We’re plotting out basketball roadtrip destinations for this winter, and suddenly I’m at ease with the landscape of college basketball. This is what I love about college basketball: hanging out with close friends, figuring out mileage to Pittsburgh PA or Syracuse NY, laughing about something Henry Sims did. On the first day of basketball season, theorizing over how the rest of the season is going to definitely be the best one ever. And this will definitely be Henry’s breakout year.
We won’t have to put Pittsburgh or Syracuse into GoogleMaps for much longer. The teams from my first Big East game at MCI Center and first court rush are soon to be history, and it’ll get slightly harder for this old man to explain to the kids that in my day, our hated rivals were named for a fruit…
Sure, the rivalries matter, and it’s jarring to face losing your most familiar and hated opponents from the schedule.
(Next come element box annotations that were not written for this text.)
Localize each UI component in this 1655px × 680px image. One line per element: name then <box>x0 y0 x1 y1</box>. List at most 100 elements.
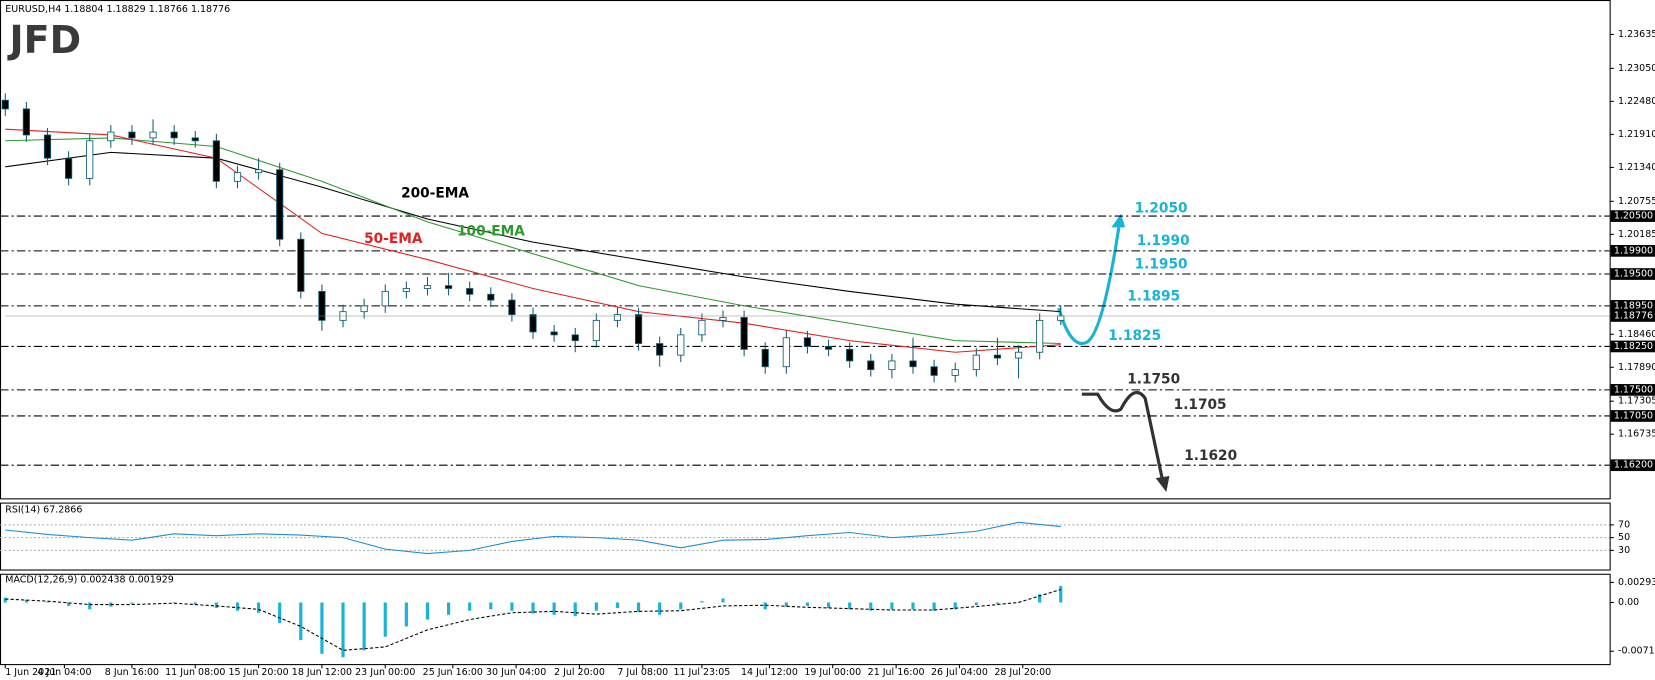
candle-body <box>1 99 9 110</box>
macd-bar <box>510 602 514 611</box>
macd-bar <box>130 602 134 604</box>
candle-body <box>212 140 220 182</box>
candle-body <box>972 354 980 371</box>
level-label: 1.19500 <box>1614 269 1653 280</box>
macd-bar <box>489 602 493 610</box>
candle-body <box>634 314 643 344</box>
candle-body <box>487 293 495 301</box>
last-price-label: 1.18776 <box>1614 310 1653 321</box>
target-label: 1.2050 <box>1135 200 1188 216</box>
target-label: 1.1705 <box>1174 397 1227 413</box>
candle-body <box>613 314 622 321</box>
level-box <box>1610 384 1655 396</box>
y-tick-label: 1.17305 <box>1618 396 1655 407</box>
macd-bar <box>995 602 1000 604</box>
y-tick-label: 1.23635 <box>1618 29 1655 40</box>
level-label: 1.17500 <box>1614 384 1653 395</box>
candle-body <box>656 343 664 356</box>
x-tick-label: 11 Jun 08:00 <box>165 667 225 678</box>
candle-body <box>22 108 30 136</box>
macd-pane <box>0 573 1611 666</box>
candle-body <box>149 131 157 139</box>
macd-bar <box>911 602 915 610</box>
macd-bar <box>383 602 387 637</box>
candle-body <box>466 288 474 295</box>
macd-bar <box>446 602 451 615</box>
candle-body <box>529 314 537 333</box>
level-box <box>1610 340 1655 353</box>
x-tick-label: 30 Jun 04:00 <box>486 667 546 678</box>
x-tick-label: 8 Jun 16:00 <box>105 667 159 678</box>
header: EURUSD,H4 1.18804 1.18829 1.18766 1.1877… <box>5 4 230 15</box>
x-tick-label: 7 Jul 08:00 <box>617 667 668 678</box>
macd-bar <box>1038 594 1042 603</box>
level-box <box>1610 268 1655 280</box>
level-label: 1.17050 <box>1614 410 1653 421</box>
macd-bar <box>1059 586 1063 603</box>
macd-bar <box>235 602 240 611</box>
macd-bar <box>468 602 472 611</box>
macd-bar <box>531 602 535 614</box>
candle-body <box>782 337 790 368</box>
candle-body <box>381 290 389 307</box>
macd-bar <box>636 602 641 613</box>
candle-body <box>592 319 600 342</box>
ema-line <box>5 151 1061 313</box>
macd-bar <box>721 598 725 603</box>
level-label: 1.18250 <box>1614 341 1653 352</box>
macd-bar <box>3 597 7 603</box>
candle-body <box>909 360 917 368</box>
ema-label: 50-EMA <box>364 231 423 247</box>
y-tick-label: -0.007122 <box>1618 646 1655 657</box>
candle-body <box>170 131 178 139</box>
macd-bar <box>658 602 662 615</box>
level-box <box>1610 245 1655 257</box>
candle-body <box>297 238 305 292</box>
macd-bar <box>214 602 218 608</box>
level-label: 1.20500 <box>1614 211 1653 222</box>
y-tick-label: 1.16735 <box>1618 429 1655 440</box>
x-tick-label: 4 Jun 04:00 <box>37 667 91 678</box>
y-tick-label: 1.21340 <box>1618 162 1655 173</box>
y-tick-label: 1.23050 <box>1618 63 1655 74</box>
target-label: 1.1750 <box>1127 371 1180 387</box>
y-tick-label: 1.18460 <box>1618 329 1655 340</box>
rsi-pane <box>0 502 1611 571</box>
macd-bar <box>193 602 197 605</box>
macd-bar <box>278 602 282 624</box>
pane-title: RSI(14) 67.2866 <box>5 504 82 515</box>
pane-title: MACD(12,26,9) 0.002438 0.001929 <box>5 575 174 586</box>
candle-body <box>550 331 558 336</box>
level-label: 1.16200 <box>1614 460 1653 471</box>
candle-body <box>255 169 263 174</box>
candle-body <box>508 299 516 315</box>
y-tick-label: 1.20755 <box>1618 196 1655 207</box>
macd-bar <box>763 602 767 610</box>
ema-label: 200-EMA <box>401 185 469 201</box>
candle-body <box>444 285 453 289</box>
candle-body <box>761 348 769 368</box>
ema-line <box>5 128 1061 353</box>
macd-bar <box>805 602 810 606</box>
candle-body <box>43 134 52 159</box>
candle-body <box>360 305 368 313</box>
candle-body <box>993 354 1002 359</box>
candle-body <box>191 137 199 142</box>
candle-body <box>1057 315 1065 321</box>
level-label: 1.18950 <box>1614 300 1653 311</box>
x-tick-label: 2 Jul 20:00 <box>554 667 605 678</box>
candle-body <box>888 360 896 371</box>
macd-bar <box>320 602 324 654</box>
bear-arrow-head <box>1155 476 1170 492</box>
x-tick-label: 15 Jun 20:00 <box>228 667 288 678</box>
logo: JFD <box>7 18 82 62</box>
candle-body <box>951 369 959 376</box>
y-tick-label: 70 <box>1618 519 1630 530</box>
level-box <box>1610 300 1655 312</box>
candle-body <box>803 337 812 347</box>
candle-body <box>65 157 73 179</box>
level-box <box>1610 410 1655 422</box>
target-label: 1.1950 <box>1135 257 1188 273</box>
ema-label: 100-EMA <box>457 224 525 240</box>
But in the end, is Georgetown basketball really defined by opponents or conference affiliations?
Not for me.
Georgetown basketball for me has always been defined by its history: yes, the great rivalries and fierce battles, but more so the legends that dominated those rivalries and won those battles.
Legends like the collection of Hoya greats at Midnight Madness tonight, in full: Lonnie Duren, John Duren, Mike Hancock, Gene Smith, Eric Smith, Mark Tillmon, Ronny Thompson, Chip Simms, Reggie Williams, Jerome Williams, Othella Harrington, Anthony Perry, Nat Burton, Omari Faulkner, Amadou Kilkenny-Diaw, Sead Dizdarevic, Jeff Green, Tyler Crawford, Partrick Ewing, Jr., Ryan Dougherty, Roy Hibbert, Greg Monroe. (And…ummmmm…@AllenIverson in absentia)
Midnight Madness is the annual beginning of basketball practice, but in a broader sense, it’s a passing of the torch, from the legends before who built a program’s tradition to the new crop of players who aim to protect it.
What keeps me coming back to Georgetown basketball year after year isn’t Syracuse or Pittsburgh—it’s Jeff Green, and whether Otto Porter is going to be the next Jeff Green…
…and figuring out over a pitcher of Busch Light at Tombs whether it’s feasible to drive to Syracuse or Pittsburgh (or…I guess Orlando, Houston, and Dallas) to watch Otto Porter build his legacy.
What keeps me coming back is the tradition, the atmosphere, the friends I’ve made…the familiarity of it all.
Maybe that familiarity is why I’m still going after my eleventh Midnight Madness.
There’s always Soulja Boy and GUGS smoke (here’s your preview of next year’s “Hey, I vaguely remember that song!”)…Nate Lubick playing cornhole with some freshmen he ran into in the parking lot…a choreographed dance routine by GU Jawani, Groove Theory, and sometimes the men’s basketball team…the Pep Band drummer failing to get the “We Are Georgetown” cheer right…a WAG slogan…a cold pitcher of beer afterwards at the Tombs…and the optimism of another season.
Will the 2011-12 Hoyas be any good?
Who knows…I’m not sure what to make of them just yet.